Note: A real bus is much more complicated and needs a few other signals (eg for direction of transfer, for collision avoidance, for "I/O port or physical memory", etc); and modern buses use serial lanes and not parallel wires; and modern systems use "point to point links" and not "common bus shared by all the things".

3. The websites I visited said lock any shared memory. does this mean that during this lock period the whole RAM is locked or just the memory page(or part of memory not all of it) that the instruction is performed on.

It's better to say that the bus is locked; where everything has to use the bus to access memory (and nothing else can use the bus when the bus is locked, even when something else is trying to use the bus for something that has nothing to do with memory - eg to send an IRQ to a CPU).

Of course (due to aggressive performance optimizations - primarily the "if the cache line can be put in the exclusive state instead" optimization) it's even better to say that the hardware can do anything it feels like as long as the result behaves as if there's a shared bus that was locked (even if there isn't a shared bus and nothing was actually locked).

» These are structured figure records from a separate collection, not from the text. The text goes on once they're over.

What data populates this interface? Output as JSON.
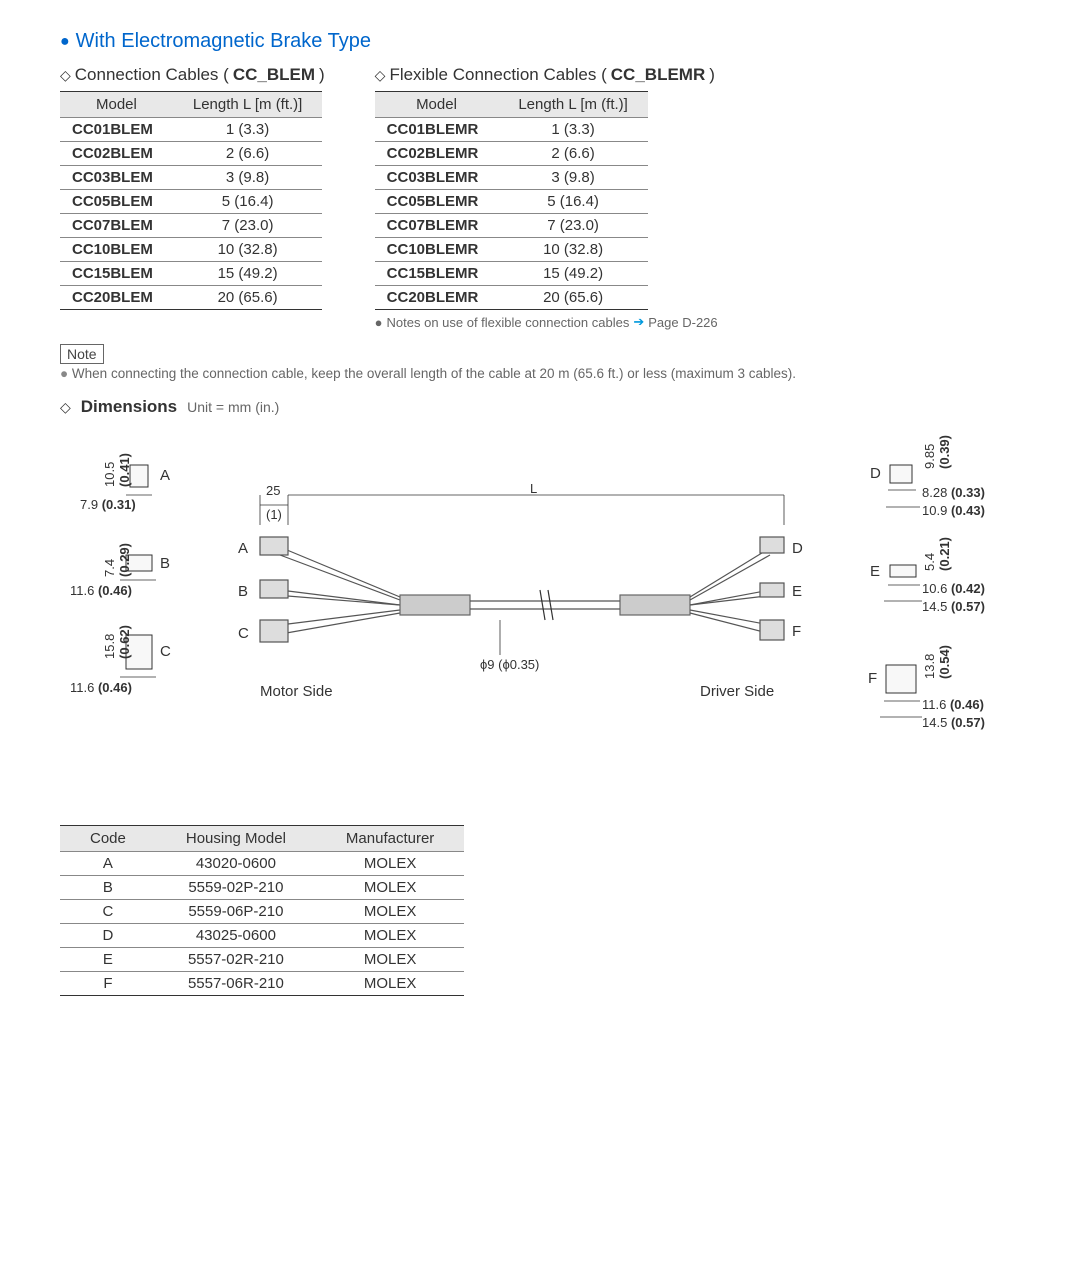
{
  "section_title": "With Electromagnetic Brake Type",
  "table1": {
    "title_prefix": "Connection Cables (",
    "title_bold": "CC_BLEM",
    "title_suffix": ")",
    "columns": [
      "Model",
      "Length L [m (ft.)]"
    ],
    "rows": [
      [
        "CC01BLEM",
        "1 (3.3)"
      ],
      [
        "CC02BLEM",
        "2 (6.6)"
      ],
      [
        "CC03BLEM",
        "3 (9.8)"
      ],
      [
        "CC05BLEM",
        "5 (16.4)"
      ],
      [
        "CC07BLEM",
        "7 (23.0)"
      ],
      [
        "CC10BLEM",
        "10 (32.8)"
      ],
      [
        "CC15BLEM",
        "15 (49.2)"
      ],
      [
        "CC20BLEM",
        "20 (65.6)"
      ]
    ]
  },
  "table2": {
    "title_prefix": "Flexible Connection Cables (",
    "title_bold": "CC_BLEMR",
    "title_suffix": ")",
    "columns": [
      "Model",
      "Length L [m (ft.)]"
    ],
    "rows": [
      [
        "CC01BLEMR",
        "1 (3.3)"
      ],
      [
        "CC02BLEMR",
        "2 (6.6)"
      ],
      [
        "CC03BLEMR",
        "3 (9.8)"
      ],
      [
        "CC05BLEMR",
        "5 (16.4)"
      ],
      [
        "CC07BLEMR",
        "7 (23.0)"
      ],
      [
        "CC10BLEMR",
        "10 (32.8)"
      ],
      [
        "CC15BLEMR",
        "15 (49.2)"
      ],
      [
        "CC20BLEMR",
        "20 (65.6)"
      ]
    ]
  },
  "flex_note_prefix": "Notes on use of flexible connection cables",
  "flex_note_page": "Page D-226",
  "note_label": "Note",
  "note_text": "When connecting the connection cable, keep the overall length of the cable at 20 m (65.6 ft.) or less (maximum 3 cables).",
  "dimensions_title": "Dimensions",
  "dimensions_unit": "Unit = mm (in.)",
  "diagram": {
    "motor_side": "Motor Side",
    "driver_side": "Driver Side",
    "cable_diameter": "ϕ9 (ϕ0.35)",
    "dim_25": "25",
    "dim_25_in": "(1)",
    "dim_L": "L",
    "connA": {
      "letter": "A",
      "h": "10.5",
      "h_in": "(0.41)",
      "w": "7.9",
      "w_in": "(0.31)"
    },
    "connB": {
      "letter": "B",
      "h": "7.4",
      "h_in": "(0.29)",
      "w": "11.6",
      "w_in": "(0.46)"
    },
    "connC": {
      "letter": "C",
      "h": "15.8",
      "h_in": "(0.62)",
      "w": "11.6",
      "w_in": "(0.46)"
    },
    "connD": {
      "letter": "D",
      "h": "9.85",
      "h_in": "(0.39)",
      "w1": "8.28",
      "w1_in": "(0.33)",
      "w2": "10.9",
      "w2_in": "(0.43)"
    },
    "connE": {
      "letter": "E",
      "h": "5.4",
      "h_in": "(0.21)",
      "w1": "10.6",
      "w1_in": "(0.42)",
      "w2": "14.5",
      "w2_in": "(0.57)"
    },
    "connF": {
      "letter": "F",
      "h": "13.8",
      "h_in": "(0.54)",
      "w1": "11.6",
      "w1_in": "(0.46)",
      "w2": "14.5",
      "w2_in": "(0.57)"
    }
  },
  "housing_table": {
    "columns": [
      "Code",
      "Housing Model",
      "Manufacturer"
    ],
    "rows": [
      [
        "A",
        "43020-0600",
        "MOLEX"
      ],
      [
        "B",
        "5559-02P-210",
        "MOLEX"
      ],
      [
        "C",
        "5559-06P-210",
        "MOLEX"
      ],
      [
        "D",
        "43025-0600",
        "MOLEX"
      ],
      [
        "E",
        "5557-02R-210",
        "MOLEX"
      ],
      [
        "F",
        "5557-06R-210",
        "MOLEX"
      ]
    ]
  }
}
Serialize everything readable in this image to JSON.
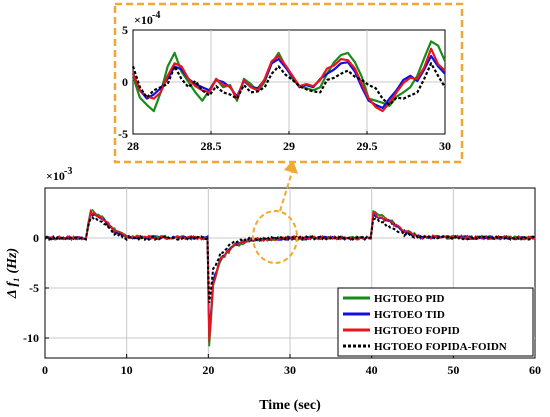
{
  "chart_data": [
    {
      "id": "main",
      "type": "line",
      "xlabel": "Time (sec)",
      "ylabel": "Δ f₁ (Hz)",
      "exponent_label": "×10",
      "exponent_power": "-3",
      "xlim": [
        0,
        60
      ],
      "ylim": [
        -12,
        5
      ],
      "xticks": [
        0,
        10,
        20,
        30,
        40,
        50,
        60
      ],
      "yticks": [
        -10,
        -5,
        0
      ],
      "grid": true,
      "legend_position": "bottom-right",
      "series": [
        {
          "name": "HGTOEO PID",
          "color": "#1a8a1a",
          "style": "solid",
          "points": [
            [
              0,
              0
            ],
            [
              5,
              0
            ],
            [
              5.6,
              2.8
            ],
            [
              7,
              2.1
            ],
            [
              8.5,
              0.8
            ],
            [
              10,
              0.1
            ],
            [
              19.9,
              0
            ],
            [
              20.1,
              -11
            ],
            [
              20.6,
              -4.8
            ],
            [
              21.5,
              -2.2
            ],
            [
              23,
              -0.9
            ],
            [
              25,
              -0.2
            ],
            [
              30,
              0
            ],
            [
              39.9,
              0
            ],
            [
              40.2,
              2.6
            ],
            [
              42,
              1.9
            ],
            [
              44,
              0.7
            ],
            [
              46,
              0.1
            ],
            [
              60,
              0
            ]
          ]
        },
        {
          "name": "HGTOEO TID",
          "color": "#1010dd",
          "style": "solid",
          "points": [
            [
              0,
              0
            ],
            [
              5,
              0
            ],
            [
              5.6,
              2.5
            ],
            [
              7,
              1.9
            ],
            [
              8.5,
              0.7
            ],
            [
              10,
              0.1
            ],
            [
              19.9,
              0
            ],
            [
              20.1,
              -9.6
            ],
            [
              20.6,
              -4.3
            ],
            [
              21.5,
              -2
            ],
            [
              23,
              -0.8
            ],
            [
              25,
              -0.2
            ],
            [
              30,
              0
            ],
            [
              39.9,
              0
            ],
            [
              40.2,
              2.3
            ],
            [
              42,
              1.7
            ],
            [
              44,
              0.6
            ],
            [
              46,
              0.1
            ],
            [
              60,
              0
            ]
          ]
        },
        {
          "name": "HGTOEO FOPID",
          "color": "#e8141e",
          "style": "solid",
          "points": [
            [
              0,
              0
            ],
            [
              5,
              0
            ],
            [
              5.6,
              2.6
            ],
            [
              7,
              2
            ],
            [
              8.5,
              0.8
            ],
            [
              10,
              0.1
            ],
            [
              19.9,
              0
            ],
            [
              20.1,
              -10.2
            ],
            [
              20.6,
              -4.5
            ],
            [
              21.5,
              -2.1
            ],
            [
              23,
              -0.8
            ],
            [
              25,
              -0.2
            ],
            [
              30,
              0
            ],
            [
              39.9,
              0
            ],
            [
              40.2,
              2.4
            ],
            [
              42,
              1.8
            ],
            [
              44,
              0.6
            ],
            [
              46,
              0.1
            ],
            [
              60,
              0
            ]
          ]
        },
        {
          "name": "HGTOEO FOPIDA-FOIDN",
          "color": "#000000",
          "style": "dotted",
          "points": [
            [
              0,
              0
            ],
            [
              5,
              0
            ],
            [
              5.6,
              2.2
            ],
            [
              7,
              1.5
            ],
            [
              8.5,
              0.5
            ],
            [
              10,
              0
            ],
            [
              19.9,
              0
            ],
            [
              20.1,
              -6.5
            ],
            [
              20.6,
              -3.2
            ],
            [
              21.5,
              -1.5
            ],
            [
              23,
              -0.5
            ],
            [
              25,
              -0.1
            ],
            [
              30,
              0
            ],
            [
              39.9,
              0
            ],
            [
              40.2,
              2
            ],
            [
              42,
              1.3
            ],
            [
              44,
              0.4
            ],
            [
              46,
              0
            ],
            [
              60,
              0
            ]
          ]
        }
      ]
    },
    {
      "id": "inset",
      "type": "line",
      "exponent_label": "×10",
      "exponent_power": "-4",
      "xlim": [
        28,
        30
      ],
      "ylim": [
        -5,
        5
      ],
      "xticks": [
        28,
        28.5,
        29,
        29.5,
        30
      ],
      "yticks": [
        -5,
        0,
        5
      ],
      "grid": true,
      "series": [
        {
          "name": "HGTOEO PID",
          "color": "#1a8a1a",
          "values": [
            0.5,
            -1.5,
            -2.2,
            -2.8,
            -1,
            1.5,
            2.8,
            1,
            0,
            -1,
            -1.8,
            -0.8,
            0.3,
            -0.5,
            -0.3,
            -1.8,
            0.3,
            -0.2,
            -0.9,
            0,
            1.8,
            2.8,
            1.5,
            0.3,
            -0.4,
            -0.6,
            -0.8,
            -0.5,
            0.8,
            1.9,
            2.6,
            2.8,
            1.9,
            0.5,
            -1.6,
            -1.8,
            -2,
            -2.3,
            -1.4,
            -1,
            -0.5,
            0.6,
            2.3,
            3.9,
            3.5,
            2
          ]
        },
        {
          "name": "HGTOEO TID",
          "color": "#1010dd",
          "values": [
            0.8,
            -0.8,
            -1.6,
            -1.2,
            -0.6,
            0.3,
            1.5,
            1.2,
            0.3,
            -0.2,
            -0.5,
            -0.8,
            0.2,
            0,
            -0.5,
            -1.4,
            0.1,
            -0.5,
            -0.6,
            0.2,
            1.8,
            2.2,
            1.4,
            0.5,
            -0.5,
            -0.3,
            -0.5,
            0.3,
            0.8,
            1.2,
            1.8,
            1.9,
            1,
            -0.5,
            -1.8,
            -2.2,
            -2.5,
            -1.6,
            -0.8,
            0.2,
            0.6,
            0.1,
            1.2,
            2.5,
            1.5,
            0.8
          ]
        },
        {
          "name": "HGTOEO FOPID",
          "color": "#e8141e",
          "values": [
            0.8,
            -0.8,
            -1.4,
            -1.6,
            -1,
            0.6,
            1.8,
            1.5,
            0.3,
            -0.4,
            -0.8,
            -1,
            0.3,
            -0.3,
            -0.4,
            -1.6,
            0.2,
            -0.5,
            -0.8,
            0.3,
            2,
            2.5,
            1.6,
            0.6,
            -0.4,
            -0.2,
            -0.4,
            0.2,
            1.3,
            1.6,
            2.2,
            2.1,
            1.3,
            -0.2,
            -1.6,
            -2.4,
            -2.8,
            -2,
            -1,
            -0.1,
            0.4,
            0.3,
            1.4,
            3.2,
            1.7,
            1.1
          ]
        },
        {
          "name": "HGTOEO FOPIDA-FOIDN",
          "color": "#000000",
          "values": [
            1.5,
            -0.5,
            -1.5,
            -0.8,
            -0.5,
            -0.2,
            1.5,
            0.3,
            -0.5,
            0.1,
            -0.8,
            -1.3,
            -0.4,
            -1,
            -1.2,
            -1.6,
            -0.3,
            -1,
            -0.9,
            -0.5,
            0.8,
            1.5,
            0.7,
            0.2,
            -0.4,
            -0.7,
            -0.9,
            -1,
            0.2,
            0.4,
            0.8,
            1.1,
            0.5,
            0.2,
            -0.3,
            -0.6,
            -1.6,
            -2.2,
            -1.5,
            -1.6,
            -1.3,
            -1,
            0.3,
            1.8,
            0.6,
            -0.5
          ]
        }
      ]
    }
  ],
  "colors": {
    "zoom_frame": "#f0a830",
    "grid": "#c8c8c8"
  }
}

Note: 80x86 supports misaligned accesses (eg you can lock inc dword [address] where the access can straddle a boundary), where if a memory access does straddle a boundary the CPU needs to combine 2 or more pieces (eg a few bytes from the end of one cache line and a few bytes from the start of the next cache line). Modern virtual memory means that if the virtual address straddles a page boundary the CPU needs to access 2 different virtual pages which may have "extremely unrelated" physical addresses. If a theoretical CPU tried to implement independent locks (a different lock for each memory area) then it would also need to support asserting multiple lock signals. This can cause deadlocks - eg one CPU locks "memory page 1" then tries to lock "memory page 2" (and can't because it's locked); while another CPU locks "memory page 2" then tries to lock "memory page 1" (and can't because it's locked). To fix that the theoretical CPU would have to use "global lock ordering" - always assert locks in a specific order. The end result would be a significant amount of complexity (where it's likely that the added complexity costs more performance than it saves).